Pandemiyi kendi haline bıraktık
Aylardır pozitif, negatif temaslılara etkinliği tartışmalı olan ve son çalışmalarda etkisiz olduğu ortaya çıkan ilacı şeker gibi dağıtan sağlık Bakanlığı, bu kez sahadan tamamen çekildi. Karantina yönetimi, hasta takipleri, karantina sonrası izlem süreci tamamen bırakıldı. Son genelgeler ile ‘Biz artık pandemiyi kendi haline bıraktık’ denilmektedir. Aylardır maske, aşı hatırlatması yapan Sağlık Bakanlığı son açıklaması ile aşıdan da, kontrolden de, taramadan da vazgeçildiğini ilan etmiştir.
Siyasi otoriteden direktif
Aşısız ya da eksik aşılı bireylerin, kontrolsüz bir şekilde okullara, işyerlerine, toplumsal alanlara girmelerine izin verilmesi, salgının çığırından çıkmasına sebep olacaktır. Tarama testlerinin kaldırılıp sadece hasta kişilere test yapılması, vaka/bulaşı rakamlarını değil sadece hasta rakamlarını vereceği için, ülkedeki gerçek pandemi rakamları gizlenmiş olacaktır. İşin daha da dramatik tarafı İçişleri Bakanlığı genelgesi ile il ve ilçe Hıfzısıhha kurulları acilen toplantıya çağırılarak, buna uygun karar almaya çağrılmaktadır. Yani siyasi otorite, sağlık kurullarına direktif vermektedir.
Acil tedbirler alınmalı
Pandemi yönetiminde, bilimsel ve sağlık otoriteleri devre dışı bırakılmış, uzmanlık dernekleri ve Türk Tabiler Birliği gibi sağlık kuruluşları yok sayılmış ve yok sayılmaya devam etmektedir. Acilen bu yanlışlardan dönülerek, sağlık örgütlerinin önerileri dikkate alınarak gerçek ve bilimsel pandemi yönetimine geçilmelidir. Aksi halde koronavirüsünü bütün ülkeye yayarak bağışıklığı zayıf, risk grubundaki kimselerin ölümüne sebep olarak büyük acılara yol açılacaktır.
Hangi tedbirleri istiyoruz?
Sağlıkçılar olarak bir an önce uygulamaya alınmasını talep ettiğimiz tedbirler şunlardır: ‘Toplumsal ve bireysel önlemler birlikte yaşama geçirilmelidir.

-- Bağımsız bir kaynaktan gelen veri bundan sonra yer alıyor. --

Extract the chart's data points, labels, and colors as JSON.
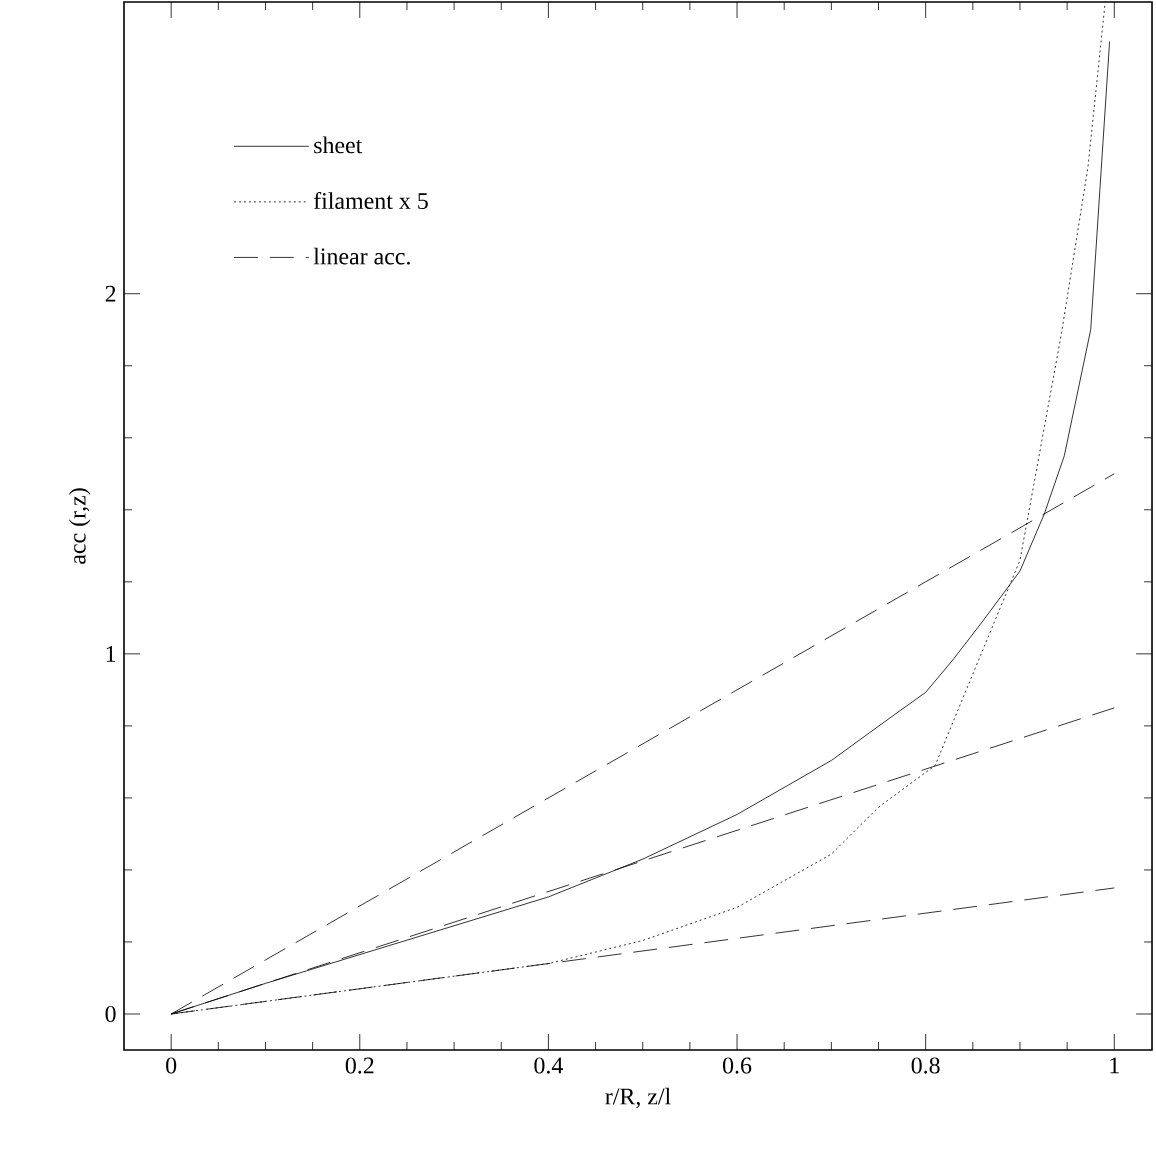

* Aşısızların ve eksik aşılıların etkin ve hızlı bir kampanya ile aşılanmaları sağlanmalıdır.
* 5-11 yaş grubu için aşılama programı başlatılmalıdır.
* PCR yanında hızlı testlerden de yararlanılmalı; günlük yapılan test sayısı yükseltilmeli; temaslı ve risk gruplarının taramaları hızlı tarama testi ile yapılmalıdır.
* Bulaştırma potansiyeli olan yakın temaslı kişiler, hatırlatma dozu yapılmış olsalar dahi karantinaya alınmalıdır.
* İzolasyon ve karantina altına alınan aileler için adı konulmuş bir ekonomik ve sosyal destek programı uygulanmalıdır.
* Çalışma hayatı, kalabalıklaşmanın gözlemlendiği bir diğer alandır. Fabrikalar ve kamu kurumları %50 kapasite ile çalışmalıdır. Bu süreçte çalışanlar herhangi bir hak kaybına uğramamalıdır.
* Sağlık kurumlarında kapasitenin aşılmasına dair hazırlıklar yapılmalıdır.